Besides quantitative comparison, we also provided a visual comparison of generated scanpaths in Fig. 11. In the figure, the second column “Heatmap” is the ground truth of saliency estimation, which can show the distribution of human fixations on each scene. The third column “Human Scanpaths” displays all human scanpaths on each image with different colors. As can be observed from the figure, the proposed scanpaths are more similar to human data than other saccadic algorithms. In addition, the comparison between the models with (the proposed method and “Le Meur”) and without (“Itti” and “CLE”) the modeling of oculomotor bias can demonstrate the importance of learning the bias of saccade amplitude and saccade orientation in scanpath generation.
Visual comparison of the scanpaths from distinct models. “Heatmap” refers to the distribution of all human fixations. “Human Scanpaths” shows all human scanpaths on each webpage image. For both human and predicted scanpaths, pentagrams are the starting points.
Conclusion
Despite a large amount of research effort in the last two decades, there are still some limitations in visual attention modeling. For one thing, previous research has usually focused on saliency estimation of natural scenes. The calculation of webpage saliency has still been a challenge.
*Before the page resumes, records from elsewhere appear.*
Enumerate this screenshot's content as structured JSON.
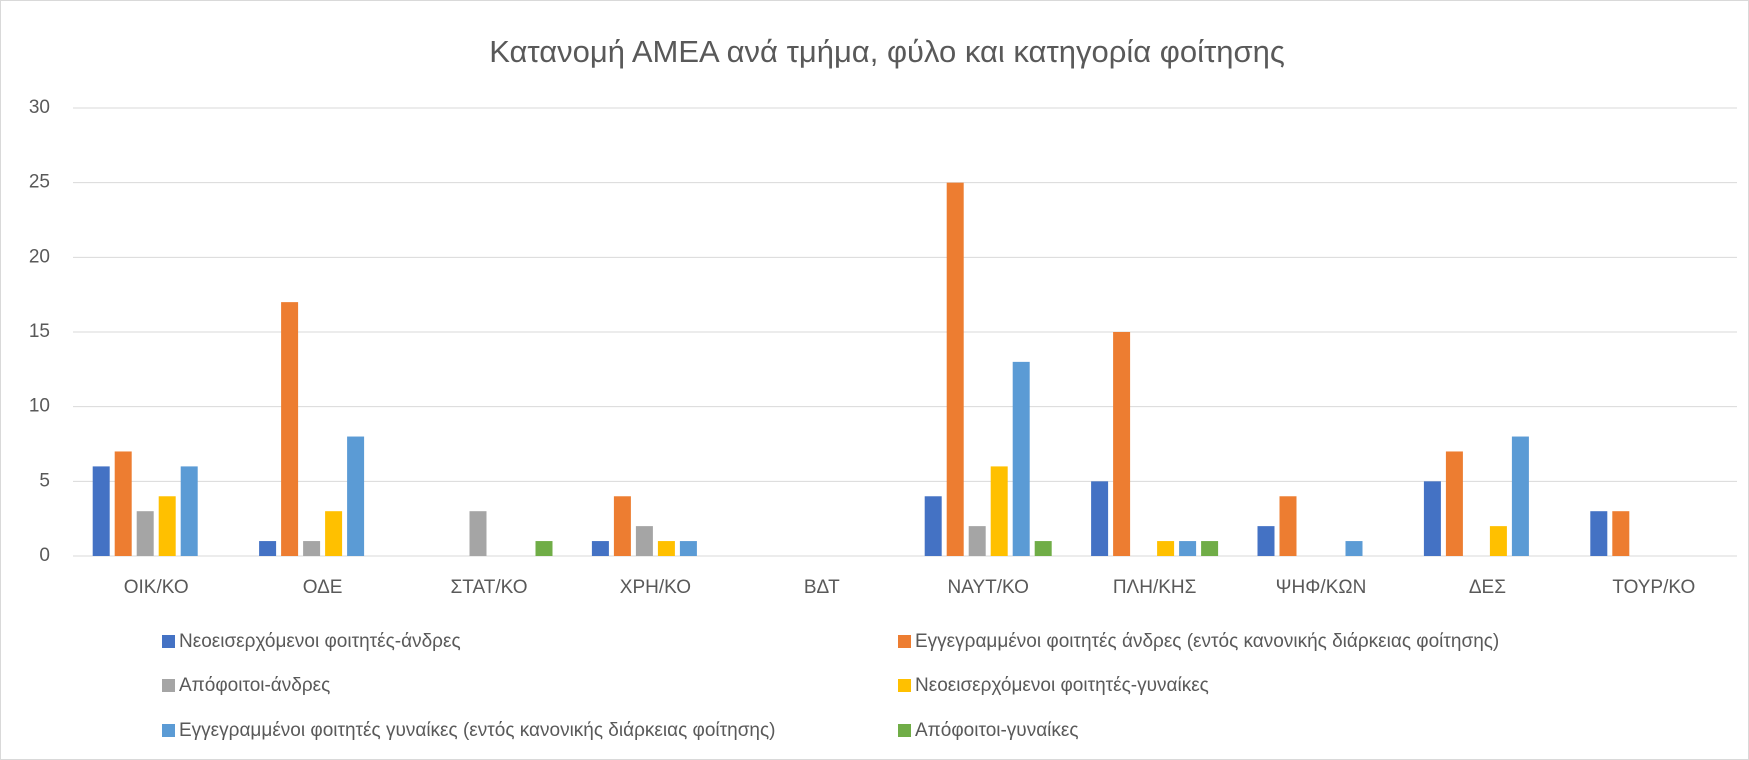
{
  "chart_data": {
    "type": "bar",
    "title": "Κατανομή ΑΜΕΑ ανά τμήμα, φύλο και κατηγορία φοίτησης",
    "categories": [
      "ΟΙΚ/ΚΟ",
      "ΟΔΕ",
      "ΣΤΑΤ/ΚΟ",
      "ΧΡΗ/ΚΟ",
      "ΒΔΤ",
      "ΝΑΥΤ/ΚΟ",
      "ΠΛΗ/ΚΗΣ",
      "ΨΗΦ/ΚΩΝ",
      "ΔΕΣ",
      "ΤΟΥΡ/ΚΟ"
    ],
    "series": [
      {
        "name": "Νεοεισερχόμενοι φοιτητές-άνδρες",
        "color": "#4472c4",
        "values": [
          6,
          1,
          0,
          1,
          0,
          4,
          5,
          2,
          5,
          3
        ]
      },
      {
        "name": "Εγγεγραμμένοι φοιτητές άνδρες (εντός κανονικής διάρκειας φοίτησης)",
        "color": "#ed7d31",
        "values": [
          7,
          17,
          0,
          4,
          0,
          25,
          15,
          4,
          7,
          3
        ]
      },
      {
        "name": "Απόφοιτοι-άνδρες",
        "color": "#a5a5a5",
        "values": [
          3,
          1,
          3,
          2,
          0,
          2,
          0,
          0,
          0,
          0
        ]
      },
      {
        "name": "Νεοεισερχόμενοι φοιτητές-γυναίκες",
        "color": "#ffc000",
        "values": [
          4,
          3,
          0,
          1,
          0,
          6,
          1,
          0,
          2,
          0
        ]
      },
      {
        "name": "Εγγεγραμμένοι φοιτητές γυναίκες (εντός κανονικής διάρκειας φοίτησης)",
        "color": "#5b9bd5",
        "values": [
          6,
          8,
          0,
          1,
          0,
          13,
          1,
          1,
          8,
          0
        ]
      },
      {
        "name": "Απόφοιτοι-γυναίκες",
        "color": "#70ad47",
        "values": [
          0,
          0,
          1,
          0,
          0,
          1,
          1,
          0,
          0,
          0
        ]
      }
    ],
    "ylim": [
      0,
      30
    ],
    "yticks": [
      0,
      5,
      10,
      15,
      20,
      25,
      30
    ],
    "grid": true,
    "legend": "bottom"
  }
}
For another, the study on dynamic attention mechanisms is a bit limited [7].
To address these problems, we have proposed a saccadic model for webpages to investigate human dynamic eye movements in free-viewing webpages. In the first stage, we have estimated the initial distribution of fixations based on multilevel saliency learning. In the second stage, we have combined the factors of saliency, top-left bias, oculomotor bias, and IoR to predict fixations for scanpath generation iteratively. Qualitative and quantitative experimental results have demonstrated the advantages of the proposed model over other state-of-the-art methods.
For future work, we will extend this study from the following perspectives. Firstly, we will explore the task-driven dynamic visual attention on webpages. Based on attention modeling in free-viewing conditions, we will investigate the influence of tasks on the generation of saccadic scanpaths. Secondly, besides the dissimilarity of scanpaths presented by targets, we will also focus on the difference in scanpaths presented by distinct groups of subjects to solve the classification problems in multiple applications, such as disease identification and age recognition [45]. Thirdly, we will integrate the methodologies of deep learning into the estimation of saliency and the modeling of saccadic properties. On the one hand, we will build a large-scale eye-tracking data set of webpages to complement the lack of large-scale webpage-based data set. On the other hand, we will take advantage of the learning ability of the deep models to reveal deeper dynamic attention mechanisms from human eye movements.